Сильными белыми директорскими руками он схватил колобок теста и принялся его разминать. В этот вечер директор Некрасов вылепил полторы сотни пельменей, но и в голову ему не пришло, что директор Губернаторов слепил двести.

…Наконец и дошкольник разделался с пельменями, отряхнул руки, примерил мотоциклетную перчатку.

– Значит, я виновата, – сказала Вера.

– Он снова сбежит, – успокаивал её дошкольник. – Не волнуйся. Теперь его не удержишь.

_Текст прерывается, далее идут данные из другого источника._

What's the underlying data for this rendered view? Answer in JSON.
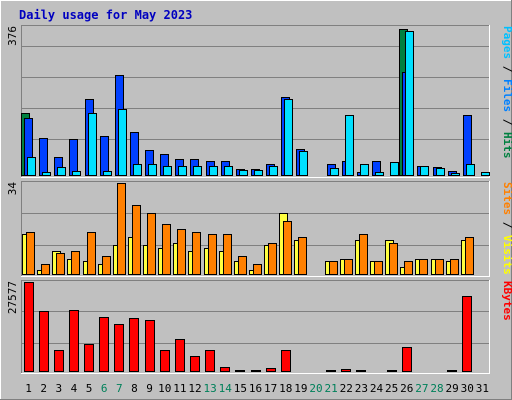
{
  "chart_data": [
    {
      "type": "bar",
      "title": "Daily usage for May 2023",
      "ylabel_parts": [
        {
          "text": "Pages",
          "color": "#00c0ff"
        },
        {
          "text": " / ",
          "color": "#000000"
        },
        {
          "text": "Files",
          "color": "#0080ff"
        },
        {
          "text": " / ",
          "color": "#000000"
        },
        {
          "text": "Hits",
          "color": "#008040"
        }
      ],
      "ymax_label": "376",
      "ylim": [
        0,
        376
      ],
      "categories": [
        "1",
        "2",
        "3",
        "4",
        "5",
        "6",
        "7",
        "8",
        "9",
        "10",
        "11",
        "12",
        "13",
        "14",
        "15",
        "16",
        "17",
        "18",
        "19",
        "20",
        "21",
        "22",
        "23",
        "24",
        "25",
        "26",
        "27",
        "28",
        "29",
        "30",
        "31"
      ],
      "weekend_days": [
        "6",
        "7",
        "13",
        "14",
        "20",
        "21",
        "27",
        "28"
      ],
      "series": [
        {
          "name": "Hits",
          "color": "#008040",
          "values": [
            158,
            0,
            0,
            0,
            0,
            0,
            0,
            0,
            0,
            0,
            0,
            0,
            0,
            0,
            0,
            0,
            0,
            0,
            0,
            0,
            0,
            0,
            0,
            0,
            0,
            370,
            0,
            0,
            0,
            0,
            0
          ]
        },
        {
          "name": "Files",
          "color": "#0040ff",
          "values": [
            147,
            95,
            47,
            93,
            195,
            102,
            254,
            111,
            65,
            55,
            42,
            42,
            38,
            38,
            17,
            17,
            30,
            200,
            67,
            0,
            30,
            37,
            10,
            37,
            0,
            262,
            25,
            22,
            12,
            153,
            0
          ]
        },
        {
          "name": "Pages",
          "color": "#00e0ff",
          "values": [
            48,
            10,
            23,
            13,
            160,
            13,
            170,
            30,
            30,
            25,
            25,
            25,
            25,
            25,
            15,
            15,
            25,
            195,
            63,
            0,
            20,
            153,
            30,
            10,
            35,
            367,
            25,
            20,
            8,
            30,
            10
          ]
        }
      ]
    },
    {
      "type": "bar",
      "ylabel_parts": [
        {
          "text": "Sites",
          "color": "#ff8000"
        },
        {
          "text": " / ",
          "color": "#000000"
        },
        {
          "text": "Visits",
          "color": "#ffff00"
        }
      ],
      "ymax_label": "34",
      "ylim": [
        0,
        34
      ],
      "categories": [
        "1",
        "2",
        "3",
        "4",
        "5",
        "6",
        "7",
        "8",
        "9",
        "10",
        "11",
        "12",
        "13",
        "14",
        "15",
        "16",
        "17",
        "18",
        "19",
        "20",
        "21",
        "22",
        "23",
        "24",
        "25",
        "26",
        "27",
        "28",
        "29",
        "30",
        "31"
      ],
      "series": [
        {
          "name": "Visits",
          "color": "#ffff40",
          "values": [
            15,
            2,
            9,
            6,
            5,
            4,
            11,
            14,
            11,
            10,
            12,
            9,
            10,
            9,
            5,
            2,
            11,
            23,
            13,
            0,
            5,
            6,
            13,
            5,
            13,
            3,
            6,
            6,
            5,
            13,
            0
          ]
        },
        {
          "name": "Sites",
          "color": "#ff8000",
          "values": [
            16,
            4,
            8,
            9,
            16,
            7,
            34,
            26,
            23,
            19,
            17,
            16,
            15,
            15,
            7,
            4,
            12,
            20,
            14,
            0,
            5,
            6,
            15,
            5,
            12,
            5,
            6,
            6,
            6,
            14,
            0
          ]
        }
      ]
    },
    {
      "type": "bar",
      "ylabel_parts": [
        {
          "text": "KBytes",
          "color": "#ff0000"
        }
      ],
      "ymax_label": "27577",
      "ylim": [
        0,
        27577
      ],
      "categories": [
        "1",
        "2",
        "3",
        "4",
        "5",
        "6",
        "7",
        "8",
        "9",
        "10",
        "11",
        "12",
        "13",
        "14",
        "15",
        "16",
        "17",
        "18",
        "19",
        "20",
        "21",
        "22",
        "23",
        "24",
        "25",
        "26",
        "27",
        "28",
        "29",
        "30",
        "31"
      ],
      "series": [
        {
          "name": "KBytes",
          "color": "#ff0000",
          "values": [
            27577,
            18700,
            6600,
            19100,
            8600,
            16900,
            14600,
            16500,
            15900,
            6600,
            10200,
            4900,
            6800,
            1400,
            500,
            600,
            1300,
            6800,
            0,
            0,
            600,
            800,
            600,
            300,
            600,
            7600,
            400,
            400,
            600,
            23300,
            300
          ]
        }
      ]
    }
  ]
}
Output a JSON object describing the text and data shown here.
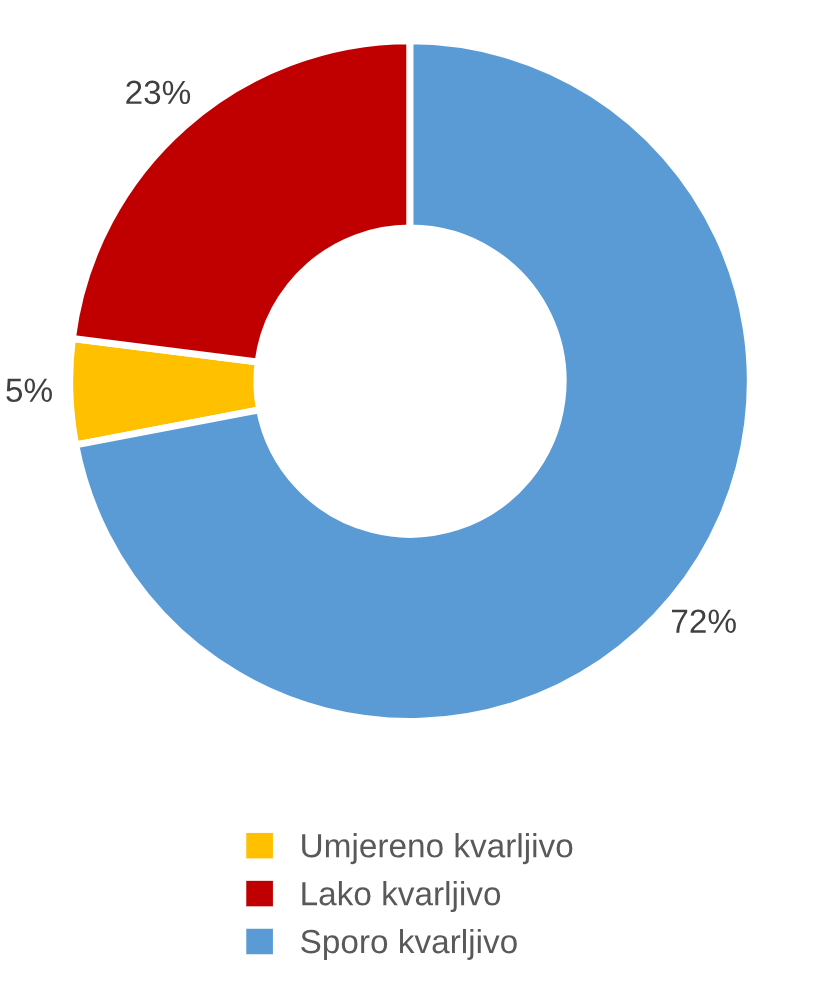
{
  "chart_data": {
    "type": "donut",
    "categories": [
      "Umjereno kvarljivo",
      "Lako kvarljivo",
      "Sporo kvarljivo"
    ],
    "values": [
      5,
      23,
      72
    ],
    "colors": [
      "#ffc000",
      "#c00000",
      "#5b9bd5"
    ],
    "value_labels": [
      "5%",
      "23%",
      "72%"
    ],
    "legend": "bottom"
  }
}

– За ним знаешь как будут смотреть!

– Сбежит, сбежит…

Долго тянулся вечер, задерживал, отодвигал ночь, но вот наконец она нахлынула на землю, погасила все окна, а в небе над одинокой сосною, по дороге, сотканной из мельчайших звёздочек, медленно помчался Орион. Тускло горела красная звезда на его плече, сверкал кинжал, звёздным остриём указывал на водокачку, отмечающую над чёрными лесами звероферму «Мшага».

Песцы давно уж заснули. Только Маркиз и Сто шестнадцатый метались по клеткам, корябали решётки и глядели не отрываясь на свернувшегося в клубок Наполеона.

Долго в эту ночь не спал Наполеон. Он глядел на водокачку и слушал, как что-то бурлит, переливается в её кирпичном брюхе.